LAHORE, April 5: A three-day 8th annual conference being organized by the Department of Humanities and Social Sciences, Lahore University of Management Sciences, under the title ‘Asian Ecologies, Capitalism, Modernity and the Environment’ began at LUMS here on Friday.

The conference is being held in collaboration with the International Growth Center, World Wide Fund for Nature and the South Asian Institute at the University of Texas, Austin.

Speakers threw light on different aspects of Asian ecologies, capitalism, modernity and the environment.

The paper read by Mohammed Qadeer, professor of Emeritus, Queen’s University, traced environmental impacts on urban densities in Pakistan and the emerging urbanization of the countryside.

Combining these impacts with deficits of cities’ living conditions and environmental qualities, the paper argued that extensive urbanization called for urban institutions, which were lacking in Pakistani cities.

Tariq Abdullah, a professor of Environmental Sciences, discussed “Why does Pakistan require a more critical approach to the Clean Development Mechanism”.

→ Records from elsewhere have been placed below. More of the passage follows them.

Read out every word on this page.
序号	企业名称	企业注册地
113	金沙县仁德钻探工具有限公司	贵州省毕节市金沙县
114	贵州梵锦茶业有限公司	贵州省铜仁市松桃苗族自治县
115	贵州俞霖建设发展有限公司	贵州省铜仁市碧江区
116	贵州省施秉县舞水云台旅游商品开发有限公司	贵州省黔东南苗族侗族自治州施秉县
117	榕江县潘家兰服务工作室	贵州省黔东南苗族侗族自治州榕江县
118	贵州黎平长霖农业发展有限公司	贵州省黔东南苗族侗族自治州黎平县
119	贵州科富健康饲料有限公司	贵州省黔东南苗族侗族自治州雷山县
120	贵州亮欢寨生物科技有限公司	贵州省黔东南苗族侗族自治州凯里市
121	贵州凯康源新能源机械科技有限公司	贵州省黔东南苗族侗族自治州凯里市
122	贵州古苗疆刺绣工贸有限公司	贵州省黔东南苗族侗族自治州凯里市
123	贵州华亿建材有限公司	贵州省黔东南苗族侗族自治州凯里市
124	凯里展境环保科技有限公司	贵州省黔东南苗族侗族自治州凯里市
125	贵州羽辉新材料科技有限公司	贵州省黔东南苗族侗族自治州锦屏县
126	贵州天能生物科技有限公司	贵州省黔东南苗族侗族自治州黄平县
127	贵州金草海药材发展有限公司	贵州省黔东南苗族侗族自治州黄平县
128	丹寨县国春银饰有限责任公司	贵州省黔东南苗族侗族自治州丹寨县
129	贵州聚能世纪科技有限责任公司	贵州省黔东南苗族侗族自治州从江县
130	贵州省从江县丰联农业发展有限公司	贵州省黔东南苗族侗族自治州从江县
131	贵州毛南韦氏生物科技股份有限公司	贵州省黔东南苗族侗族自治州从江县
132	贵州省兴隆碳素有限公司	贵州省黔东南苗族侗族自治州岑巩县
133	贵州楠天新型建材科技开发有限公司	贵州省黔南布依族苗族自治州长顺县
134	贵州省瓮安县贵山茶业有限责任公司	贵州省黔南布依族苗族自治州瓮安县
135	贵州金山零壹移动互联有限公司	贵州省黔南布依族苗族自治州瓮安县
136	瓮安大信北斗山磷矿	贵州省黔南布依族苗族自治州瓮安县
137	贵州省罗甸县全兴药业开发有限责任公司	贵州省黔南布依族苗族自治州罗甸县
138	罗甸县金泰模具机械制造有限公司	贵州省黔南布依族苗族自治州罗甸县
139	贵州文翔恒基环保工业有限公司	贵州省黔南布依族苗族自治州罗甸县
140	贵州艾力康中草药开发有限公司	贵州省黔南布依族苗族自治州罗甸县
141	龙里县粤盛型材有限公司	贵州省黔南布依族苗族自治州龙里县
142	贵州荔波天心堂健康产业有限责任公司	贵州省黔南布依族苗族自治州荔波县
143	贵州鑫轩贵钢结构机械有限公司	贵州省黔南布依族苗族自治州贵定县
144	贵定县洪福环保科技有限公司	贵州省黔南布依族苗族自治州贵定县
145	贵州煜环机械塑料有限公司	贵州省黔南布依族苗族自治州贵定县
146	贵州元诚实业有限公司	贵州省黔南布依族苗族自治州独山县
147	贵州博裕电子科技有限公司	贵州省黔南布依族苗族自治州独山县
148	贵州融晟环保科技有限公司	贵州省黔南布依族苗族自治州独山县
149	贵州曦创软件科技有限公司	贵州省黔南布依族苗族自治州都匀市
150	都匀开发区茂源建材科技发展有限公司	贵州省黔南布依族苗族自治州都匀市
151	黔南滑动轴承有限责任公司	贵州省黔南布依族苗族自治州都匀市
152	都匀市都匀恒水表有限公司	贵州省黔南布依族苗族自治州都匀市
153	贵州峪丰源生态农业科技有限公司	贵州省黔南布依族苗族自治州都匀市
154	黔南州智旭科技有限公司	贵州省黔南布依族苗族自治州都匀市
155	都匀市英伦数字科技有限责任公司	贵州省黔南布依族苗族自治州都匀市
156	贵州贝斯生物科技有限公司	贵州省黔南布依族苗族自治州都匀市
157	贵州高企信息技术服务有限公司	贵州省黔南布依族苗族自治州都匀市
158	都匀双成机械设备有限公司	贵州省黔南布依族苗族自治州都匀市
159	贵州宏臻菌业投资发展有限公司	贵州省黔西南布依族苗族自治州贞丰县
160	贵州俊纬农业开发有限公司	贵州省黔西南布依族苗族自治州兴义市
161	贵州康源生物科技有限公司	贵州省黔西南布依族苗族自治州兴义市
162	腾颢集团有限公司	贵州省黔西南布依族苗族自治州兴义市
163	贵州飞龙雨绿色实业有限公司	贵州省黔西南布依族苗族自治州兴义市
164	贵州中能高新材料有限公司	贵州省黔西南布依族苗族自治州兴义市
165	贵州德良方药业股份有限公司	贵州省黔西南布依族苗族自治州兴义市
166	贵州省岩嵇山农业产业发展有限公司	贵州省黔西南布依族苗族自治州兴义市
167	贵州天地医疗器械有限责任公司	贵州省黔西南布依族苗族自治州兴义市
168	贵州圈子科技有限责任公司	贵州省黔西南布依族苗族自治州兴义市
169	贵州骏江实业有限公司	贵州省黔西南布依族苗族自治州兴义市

Joe Hill, a senior researcher from University of Bonn, explored the topic “Hybrid Rice as a Silver Bullet, Rice cultivation in India and Geographical Rescaling of Seed Production and Control”.

Nikita Sud, a lecturer from University of Oxford, spoke on the topic of “The Indian State in a Liberalizing Landscape: Gujarat and West Bengal Compared”.

She said that Indian provinces had deregulated land differently, depending on historical, political, institutional and economic context.

Atiyab Sultan, a PhD student in Economic History at the University of Cambridge, read a paper on “Collateral Damage, Institution building in Colonial Punjab”. Focusing on British rule in Colonial Punjab, the paper re-examined the institution building, specifically in terms of safeguarding property rights and access to credit.

Khurram Hussain, a freelance business and economic journalist, said the dwindling gas supplies in Pakistan had unleashed a bitter wrangling over diminishing resources.

Ijlal Naqvi, an assistant professor of sociology from Singapore Management University, explored Pakistans experience with the policy-making and implementation of the electrical power sector from 1955 to the present day.